I have all along believed, innocently, that I am one of the peevish bohemians to press the mute button as soon as a channel announces a commercial break or does it unannounced. But a conscious observation over a sustained period of time of the habits of friends and relatives has dispelled this notion. Pressing the mute button on commercial breaks seems to be as common as pressing the panic button at the slightest hint of trouble by an average Indian.

A survey on the lines of TRP ratings would bear out my putative but by no means tentative findings. And such a survey would hopefully bring about revolutionary changes in the world of media buying.

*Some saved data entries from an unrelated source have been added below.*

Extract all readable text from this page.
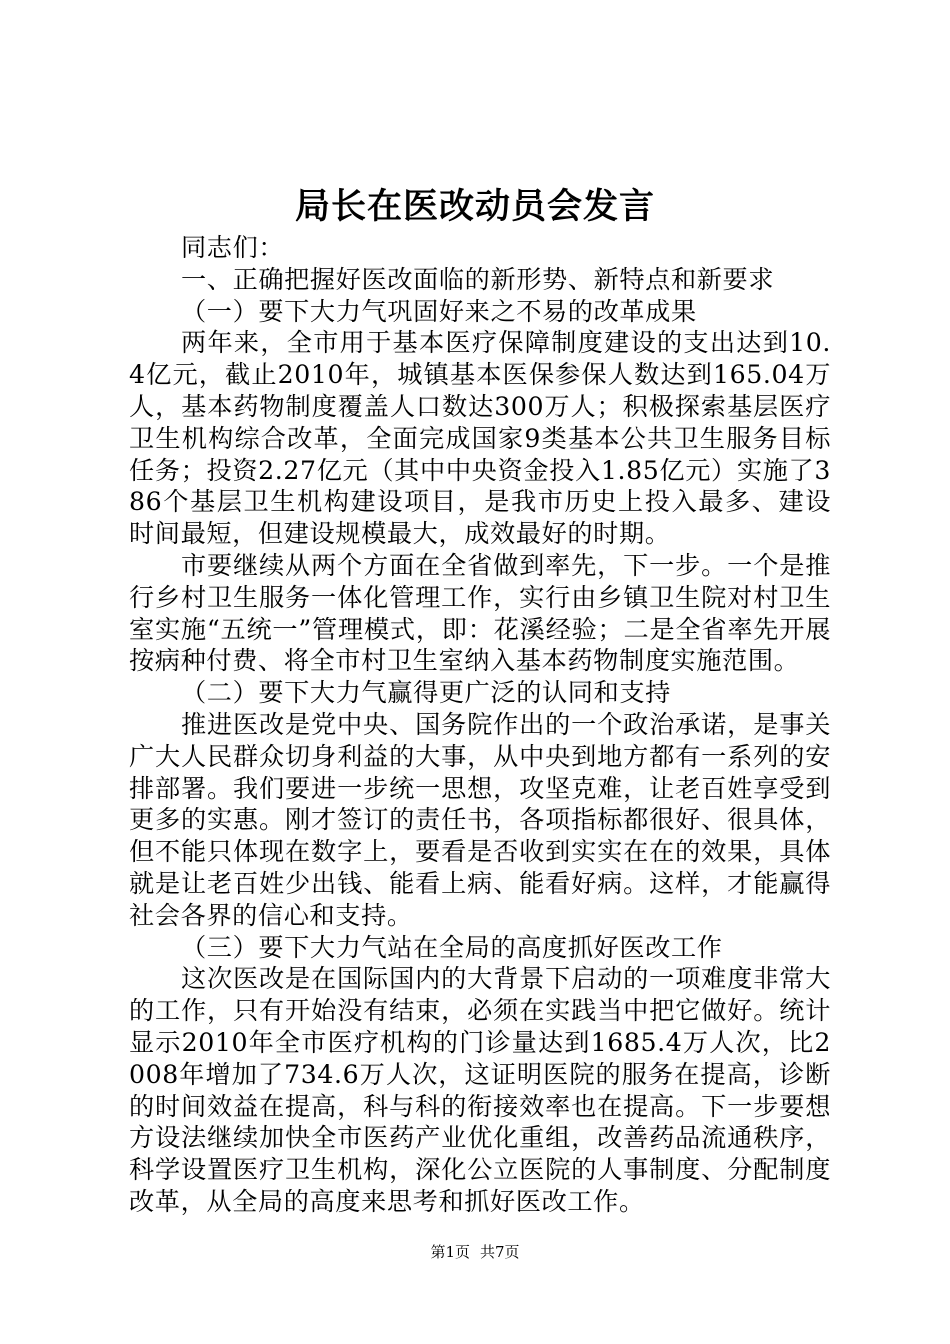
局长在医改动员会发言

同志们：

一、正确把握好医改面临的新形势、新特点和新要求

（一）要下大力气巩固好来之不易的改革成果

两年来，全市用于基本医疗保障制度建设的支出达到10.4亿元，截止2010年，城镇基本医保参保人数达到165.04万人，基本药物制度覆盖人口数达300万人；积极探索基层医疗卫生机构综合改革，全面完成国家9类基本公共卫生服务目标任务；投资2.27亿元（其中中央资金投入1.85亿元）实施了386个基层卫生机构建设项目，是我市历史上投入最多、建设时间最短，但建设规模最大，成效最好的时期。

市要继续从两个方面在全省做到率先，下一步。一个是推行乡村卫生服务一体化管理工作，实行由乡镇卫生院对村卫生室实施“五统一”管理模式，即：花溪经验；二是全省率先开展按病种付费、将全市村卫生室纳入基本药物制度实施范围。

（二）要下大力气赢得更广泛的认同和支持

推进医改是党中央、国务院作出的一个政治承诺，是事关广大人民群众切身利益的大事，从中央到地方都有一系列的安排部署。我们要进一步统一思想，攻坚克难，让老百姓享受到更多的实惠。刚才签订的责任书，各项指标都很好、很具体，但不能只体现在数字上，要看是否收到实实在在的效果，具体就是让老百姓少出钱、能看上病、能看好病。这样，才能赢得社会各界的信心和支持。

（三）要下大力气站在全局的高度抓好医改工作

这次医改是在国际国内的大背景下启动的一项难度非常大的工作，只有开始没有结束，必须在实践当中把它做好。统计显示2010年全市医疗机构的门诊量达到1685.4万人次，比2008年增加了734.6万人次，这证明医院的服务在提高，诊断的时间效益在提高，科与科的衔接效率也在提高。下一步要想方设法继续加快全市医药产业优化重组，改善药品流通秩序，科学设置医疗卫生机构，深化公立医院的人事制度、分配制度改革，从全局的高度来思考和抓好医改工作。

第1页 共7页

For example, media buyers and advertisers would learn to their amazement, nay consternation, that far from paying the maximum during the commercial breaks of popular programmes, they should be doing the opposite because more absorbing the programme more riveted is the attention with a concomitant thumbs down to the commercials as evident from the pressing of the mute button almost as a reflex action by the viewer the moment, for example, an over has been completed in an absorbing cricket match.

To be sure, the commercial break is not silenced out of spite or vengeance. Rather, the occasion is used as a gossip break — the family clustered around the TV exchanges notes about the programme, or the attire/demeanour of the protagonist in the soap, or the suspect action of the bowler, or the hasty stroke play of the batsman.

In fact, it won't be far-fetched to say that the propensity to press the mute button is inversely proportional to the popularity of the programme — commercial breaks during lesser programmes catch greater number of eyeballs simply because the viewers have very little to discuss and would rather put up with the ads. It is another matter though that channel surfing is incidentally more rampant during such insipid programmes.

The widespread propensity to press the mute button calls into question the very effectiveness of advertising on television. Add to this the fleeting and ephemeral nature of such advertisements — calling for repetition of the same ad ad nauseam costing a fortune for the advertiser before he grabs a decent mind share of the viewer — and the message would be loud and clear. Ads on the print medium do not suffer from this hazard simply because there is no way they can be muted. Yes, they can be ignored. But an arresting print ad arguably would have a greater shelf life, as it were, and hence deliver more bang for buck for the advertiser.